Esa tarea de renovación del rol del piano en los conjuntos del tango tuvo en De Caro un auténtico pionero, junto con otros pianistas contemporáneos como Juan Carlos Cobián, José María Rizzutti, Eduardo El Chon Pereyra, Carlos Vicente Gerona Flores y el tempranamente desaparecido Roberto Goyeneche, tío del Polaco.
Pero si fundamental fue la tarea de Francisco De Caro como pianista, no le fue en zaga su labor como compositor. Iniciada con dos temas en 1916, Lucíernaga y Oiga, diga, vea, siguió a partir de 1917 en producciones realizadas en colaboración con Julio.
Surgieron así Mala pinta, Pura labia, Va cayendo gente al baile, Gringuita, Mi encanto, Don Antonio, A palada, Biscochito, Percanta arrepentida, Era buena la paisana, La mazorca, El bajel y Mi queja.

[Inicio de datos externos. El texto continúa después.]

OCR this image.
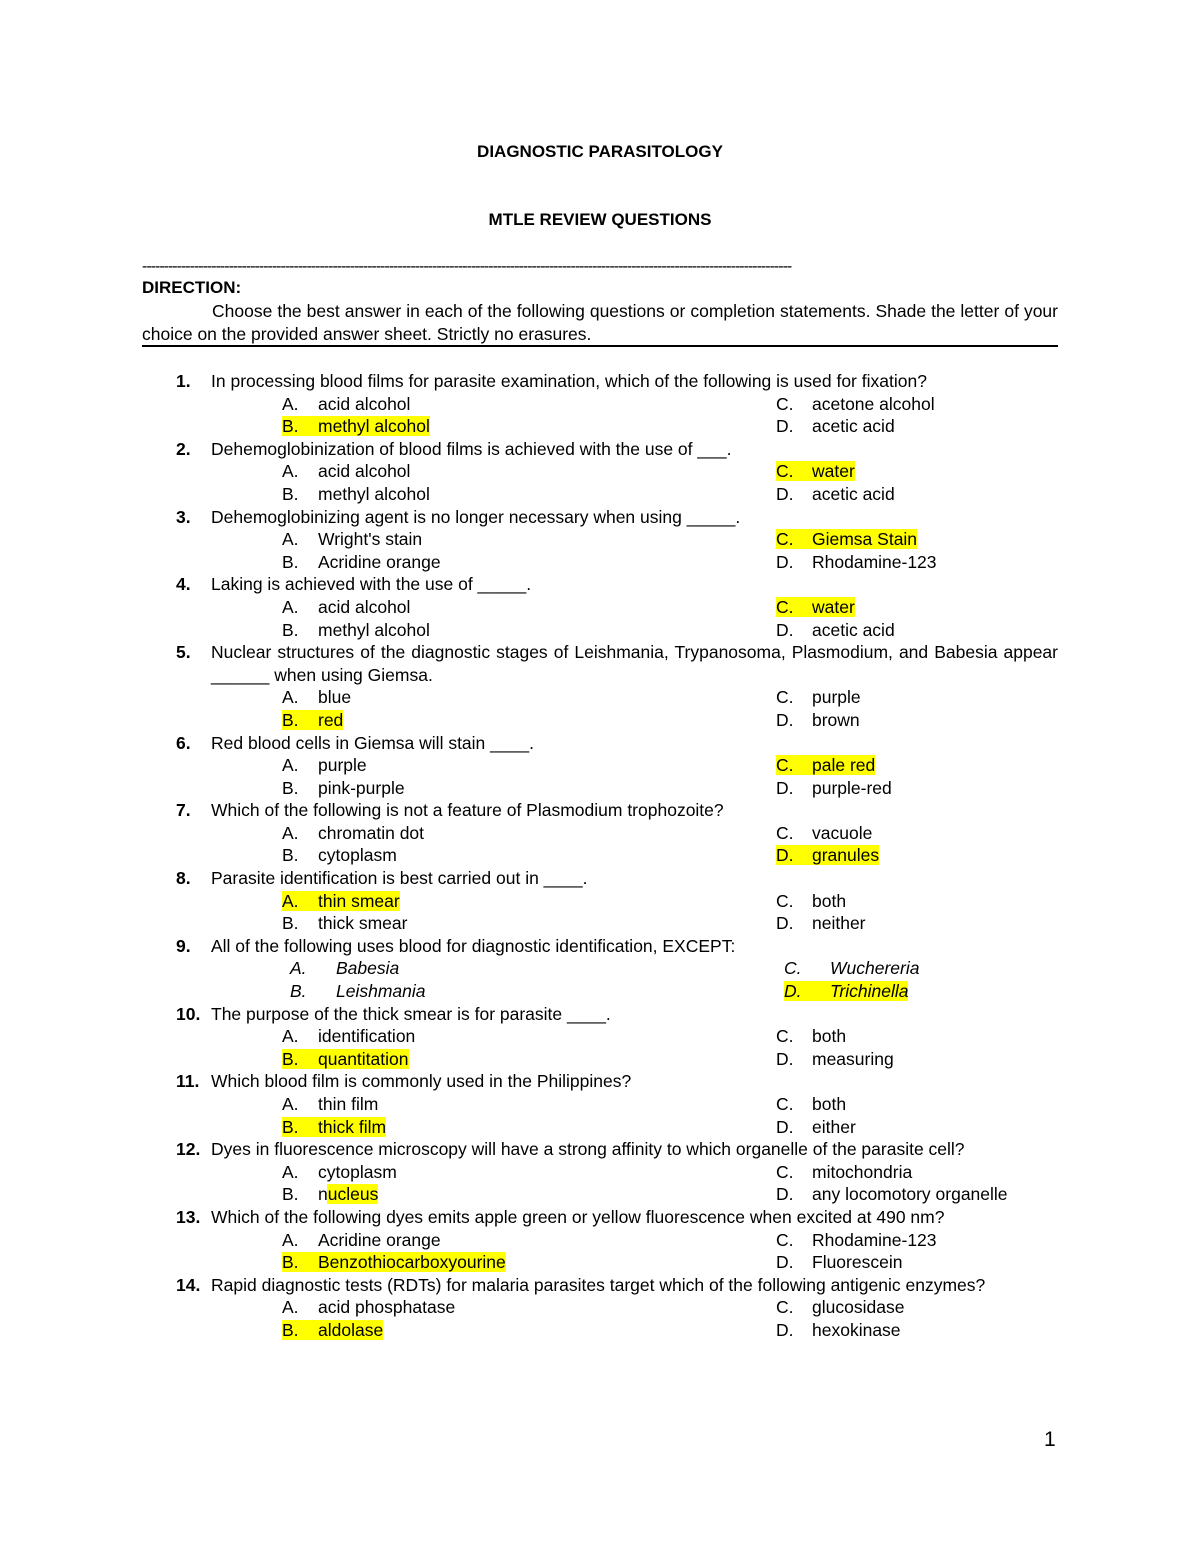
DIAGNOSTIC PARASITOLOGY
MTLE REVIEW QUESTIONS
------------------------------------------------------------------------------------------------------------------------------------------------------
DIRECTION:
Choose the best answer in each of the following questions or completion statements. Shade the letter of your choice on the provided answer sheet. Strictly no erasures.
1. In processing blood films for parasite examination, which of the following is used for fixation?
A. acid alcohol	C. acetone alcohol
B. methyl alcohol	D. acetic acid
2. Dehemoglobinization of blood films is achieved with the use of ___.
A. acid alcohol	C. water
B. methyl alcohol	D. acetic acid
3. Dehemoglobinizing agent is no longer necessary when using _____.
A. Wright's stain	C. Giemsa Stain
B. Acridine orange	D. Rhodamine-123
4. Laking is achieved with the use of _____.
A. acid alcohol	C. water
B. methyl alcohol	D. acetic acid
5. Nuclear structures of the diagnostic stages of Leishmania, Trypanosoma, Plasmodium, and Babesia appear ______ when using Giemsa.
A. blue	C. purple
B. red	D. brown
6. Red blood cells in Giemsa will stain ____.
A. purple	C. pale red
B. pink-purple	D. purple-red
7. Which of the following is not a feature of Plasmodium trophozoite?
A. chromatin dot	C. vacuole
B. cytoplasm	D. granules
8. Parasite identification is best carried out in ____.
A. thin smear	C. both
B. thick smear	D. neither
9. All of the following uses blood for diagnostic identification, EXCEPT:
A. Babesia	C. Wuchereria
B. Leishmania	D. Trichinella
10. The purpose of the thick smear is for parasite ____.
A. identification	C. both
B. quantitation	D. measuring
11. Which blood film is commonly used in the Philippines?
A. thin film	C. both
B. thick film	D. either
12. Dyes in fluorescence microscopy will have a strong affinity to which organelle of the parasite cell?
A. cytoplasm	C. mitochondria
B. nucleus	D. any locomotory organelle
13. Which of the following dyes emits apple green or yellow fluorescence when excited at 490 nm?
A. Acridine orange	C. Rhodamine-123
B. Benzothiocarboxyourine	D. Fluorescein
14. Rapid diagnostic tests (RDTs) for malaria parasites target which of the following antigenic enzymes?
A. acid phosphatase	C. glucosidase
B. aldolase	D. hexokinase
1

Esta serie de títulos, muchos de ellos hoy poco recordados, salvo Mala pinta y El bajel, tango este último del que existen exquisitas versiones instrumentales de las orquestas de Carlos Di Sarli y de Osmar Maderna, fueron anteriores a otros de índole más melódica, enrolados en la línea del tango romanza que había iniciado Enrique Delfino en la década de los años diez, en los que se destacaba una acentuada cadencia lírica.
En esta nueva línea, surgieron de la inspiración de Francisco De Caro, en 1927 Loca bohemia y al año siguiente Ojos negros, compuesto cuando se encontraba actuando con el conjunto de su hermano Julio en Río de Janeiro.
Se trata en ambos casos de bellísimas melodías, las que constituyen los puntos más altos de su producción, junto con otros del mismo sesgo melódico, como Mi diosa, Sueño azul, Corazón herido, Dos lunares (con letra de M. Castro), Un poema, Mentiras de amor, el también muy recordado Bibelot, Páginas muertas, Mi viejo amor, Esquelas, Por un beso, Latidos, Ideal y Aquel amor, además de Triste (escrito en colaboración con Pedro Maffia) y Colombina y Luz divina, ambos en colaboración con su hermano Julio.
A partir 1954, totalmente desvinculado de la actividad, su vida transcurrió en un plácido retiro, hasta su fallecimiento, producido el 31 de julio de 1976, como culminación del proceso de una prolongada enfermedad.